Supraspinatus tendinosis definition

Supraspinatus tendinosis / Inflammation in the shoulder

Do you have pain in the shoulder?
If you have pain in the shoulder, this can be due to many reasons. A common cause is an injury or overuse of the tendons that support the shoulder bullet in the shoulder joint. One of the ligaments that often gets damaged is supraspinatus. The extent of damage will determine what treatment is most effective. This can be evaluated by a clinical examination supplemented by ultrasound diagnostics . Using ultrasound then physiotherapist see how the scene moves in the joint and the large extent of the damage.

What can you see with ultrasound?
Using ultrasound as physiotherapist can look in on your bones and joints. Comparing photos of the fresh side helps the physiotherapist to determine whether the findings obtained in the pictures, is relevant for your ailments. Before a scan with ultrasound device implemented physiotherapist takes a thorough medical history and do a relevant clinical examination.

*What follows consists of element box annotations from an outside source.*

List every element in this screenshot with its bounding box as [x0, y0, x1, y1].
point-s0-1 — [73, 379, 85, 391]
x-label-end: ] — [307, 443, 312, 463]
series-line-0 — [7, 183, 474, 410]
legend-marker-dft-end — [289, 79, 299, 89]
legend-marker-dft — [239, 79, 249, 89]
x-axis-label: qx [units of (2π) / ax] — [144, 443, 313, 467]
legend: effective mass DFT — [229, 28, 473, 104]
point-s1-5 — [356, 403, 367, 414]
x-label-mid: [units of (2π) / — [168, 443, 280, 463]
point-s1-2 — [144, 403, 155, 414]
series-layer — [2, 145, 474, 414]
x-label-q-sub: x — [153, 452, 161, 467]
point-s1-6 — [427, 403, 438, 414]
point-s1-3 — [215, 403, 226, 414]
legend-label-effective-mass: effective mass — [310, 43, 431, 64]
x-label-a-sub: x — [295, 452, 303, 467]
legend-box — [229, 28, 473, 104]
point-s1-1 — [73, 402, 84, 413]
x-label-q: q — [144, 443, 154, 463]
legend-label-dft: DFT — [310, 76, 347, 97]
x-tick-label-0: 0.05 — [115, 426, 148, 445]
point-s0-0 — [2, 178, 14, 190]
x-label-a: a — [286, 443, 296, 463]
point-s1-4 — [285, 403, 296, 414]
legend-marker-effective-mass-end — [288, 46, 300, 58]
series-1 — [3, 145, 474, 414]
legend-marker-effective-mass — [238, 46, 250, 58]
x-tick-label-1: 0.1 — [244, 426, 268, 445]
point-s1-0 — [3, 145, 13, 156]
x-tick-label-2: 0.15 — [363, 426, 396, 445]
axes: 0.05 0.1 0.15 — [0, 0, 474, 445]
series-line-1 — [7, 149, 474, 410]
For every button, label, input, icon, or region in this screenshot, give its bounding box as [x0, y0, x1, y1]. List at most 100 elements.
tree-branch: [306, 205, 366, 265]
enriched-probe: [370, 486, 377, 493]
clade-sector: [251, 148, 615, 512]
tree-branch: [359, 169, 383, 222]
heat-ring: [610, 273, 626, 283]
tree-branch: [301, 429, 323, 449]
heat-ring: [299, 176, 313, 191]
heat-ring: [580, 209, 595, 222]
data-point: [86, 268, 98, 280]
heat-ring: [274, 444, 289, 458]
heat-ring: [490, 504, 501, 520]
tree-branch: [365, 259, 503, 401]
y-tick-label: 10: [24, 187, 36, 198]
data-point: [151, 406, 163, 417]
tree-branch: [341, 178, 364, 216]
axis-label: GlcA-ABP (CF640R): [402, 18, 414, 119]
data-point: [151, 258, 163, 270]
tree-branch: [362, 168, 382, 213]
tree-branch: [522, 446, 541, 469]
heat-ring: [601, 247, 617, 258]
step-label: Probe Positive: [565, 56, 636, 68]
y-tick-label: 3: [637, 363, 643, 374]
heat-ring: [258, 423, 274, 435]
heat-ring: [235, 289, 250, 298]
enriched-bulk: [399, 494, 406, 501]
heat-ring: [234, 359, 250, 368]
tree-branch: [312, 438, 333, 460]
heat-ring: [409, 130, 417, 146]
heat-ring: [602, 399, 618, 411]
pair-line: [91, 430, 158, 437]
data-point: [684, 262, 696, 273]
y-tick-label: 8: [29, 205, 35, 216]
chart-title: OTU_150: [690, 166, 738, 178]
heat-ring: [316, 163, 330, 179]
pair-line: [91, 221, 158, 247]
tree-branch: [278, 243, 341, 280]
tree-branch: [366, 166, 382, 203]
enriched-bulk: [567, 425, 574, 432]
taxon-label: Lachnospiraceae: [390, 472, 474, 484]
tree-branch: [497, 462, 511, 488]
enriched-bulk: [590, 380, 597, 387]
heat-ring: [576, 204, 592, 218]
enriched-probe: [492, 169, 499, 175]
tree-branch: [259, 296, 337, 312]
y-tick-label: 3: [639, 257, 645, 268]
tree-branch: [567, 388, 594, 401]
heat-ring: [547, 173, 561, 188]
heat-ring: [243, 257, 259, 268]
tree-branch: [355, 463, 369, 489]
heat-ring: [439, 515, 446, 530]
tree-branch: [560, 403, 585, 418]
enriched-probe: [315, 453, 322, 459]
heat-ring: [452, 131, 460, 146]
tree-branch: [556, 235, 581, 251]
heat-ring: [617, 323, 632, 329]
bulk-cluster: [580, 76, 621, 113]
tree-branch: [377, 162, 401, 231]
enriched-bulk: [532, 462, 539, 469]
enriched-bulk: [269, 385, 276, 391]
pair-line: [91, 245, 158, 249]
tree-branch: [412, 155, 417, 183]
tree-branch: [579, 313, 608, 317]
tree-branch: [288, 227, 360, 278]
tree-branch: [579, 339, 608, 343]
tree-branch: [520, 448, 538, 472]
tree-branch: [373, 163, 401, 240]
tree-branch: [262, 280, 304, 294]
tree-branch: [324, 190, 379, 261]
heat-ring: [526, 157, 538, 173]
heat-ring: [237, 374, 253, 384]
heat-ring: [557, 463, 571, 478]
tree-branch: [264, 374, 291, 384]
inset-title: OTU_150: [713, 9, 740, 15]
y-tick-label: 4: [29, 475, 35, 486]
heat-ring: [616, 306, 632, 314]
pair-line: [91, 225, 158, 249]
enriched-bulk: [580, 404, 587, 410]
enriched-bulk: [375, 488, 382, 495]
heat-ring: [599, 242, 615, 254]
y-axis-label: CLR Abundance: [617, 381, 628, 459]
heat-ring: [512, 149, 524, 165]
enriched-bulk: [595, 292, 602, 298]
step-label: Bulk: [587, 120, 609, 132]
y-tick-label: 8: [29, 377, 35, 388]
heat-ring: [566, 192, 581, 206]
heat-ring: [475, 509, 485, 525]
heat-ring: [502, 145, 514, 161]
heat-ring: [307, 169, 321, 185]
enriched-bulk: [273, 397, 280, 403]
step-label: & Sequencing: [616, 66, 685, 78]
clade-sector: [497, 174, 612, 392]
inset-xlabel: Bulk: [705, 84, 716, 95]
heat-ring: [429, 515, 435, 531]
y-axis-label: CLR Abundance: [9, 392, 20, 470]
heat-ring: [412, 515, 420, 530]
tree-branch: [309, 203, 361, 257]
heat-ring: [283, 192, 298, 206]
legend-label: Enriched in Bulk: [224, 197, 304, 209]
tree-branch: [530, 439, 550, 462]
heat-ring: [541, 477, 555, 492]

There are a number of pathological conditions an experienced clinics can view ultrasound images . The most common conditions we look for is damage to the muscle and connective tissue ingrowth of vessels and nerves in tendon tissue which may indicate inflammation, deposition of calcium in the muscle and tendon tissue and enlarged mucus bags. It is also common for fluids that may indicate damaged tissue.

When it comes to the shoulder so you can not see what's hiding under the roof which forms the acromion. (Bony edge of the shoulder blade, which is above the joint as a roof). You have to either take the radiograph with precise angle, MRI or CT.

What is calcification?
Lime is calcium deposited in the tendon tissue. This may occur where, for example, a tendon has been injured and how the injury has not healed sufficiently. In most cases it is not the lime in itself a problem, as it generally is never painful. But physiotherapist can find calcium in your shoulder as this is a proof that the tendon is damaged and not functioning optimally. As I said, not the lime problem in itself in most cases, but in the shoulder, the situation is slightly different. Where can chalk making the tendon becomes too thick to get into the acromion. In those cases it will make the tendon cup crushed bones under this roof and damaged and irritated by repetitive movements. Then one can also find that slime bag between the acromion and supraspinatus becomes inflamed. This mucus bag which is also called a bursa may then be so inflamed forming more liquid adhesives bag and it expands. Then the cycle stopped by both tendon with classification and slime bag takes up so much space that they do not manage to squeeze into the acromion. This would provide a same terminal the joint that can be very painful.

What is a bursa ?
A bursa or bursa is a structure that is found everywhere in the body. It is a thin, flexible fiber bag with a thin content of fluid that lubricates the inside of the slime bag . bursae has the property that it acts as a friction pad where bones and muscles glide over each other. In this way it prevents the muscle fibers are damaged when they are pulled over and past the bones. When this slime bag becomes inflamed by excessive friction or impact, then fill it with fluid and become painful. When we call it a bursitis or bursa inflammation .

What happens during an inflammation of the supraspinatus ?
One of the most common findings as one does in a damaged and painful supraspinatus tendon is fluid and damaged tendon fibers. The fluid then fills up the room where the damaged fibers normally would. By using a special form of ultrasound (power Doppler) you can see if there are blood vessels in this part of the tendon. In a healthy tendon that are not normally such vessels, and their presence is therefore a sure sign of damage. Research has revealed that blood vessels and small nerve fibers growing into a tendon is injured, but this happens only after the immediate inflammation has subsided. Then tendon tissue normally has little blood flow, it is necessary to increase this through bleeding to ensure reparation takes place satisfactorily.

Prolonged and excessive damage to the fibers of the tendon, one can also find a corresponding scale in parts of the tissue, which we regard as a proof that the tissue has been damaged and not properly healed on a stage. But that's not necessarily a bad lime in late, and you can also find calcium in a painless slow, so the cup itself is not evidence of any ongoing pain condition (inflammation) or progressive claims.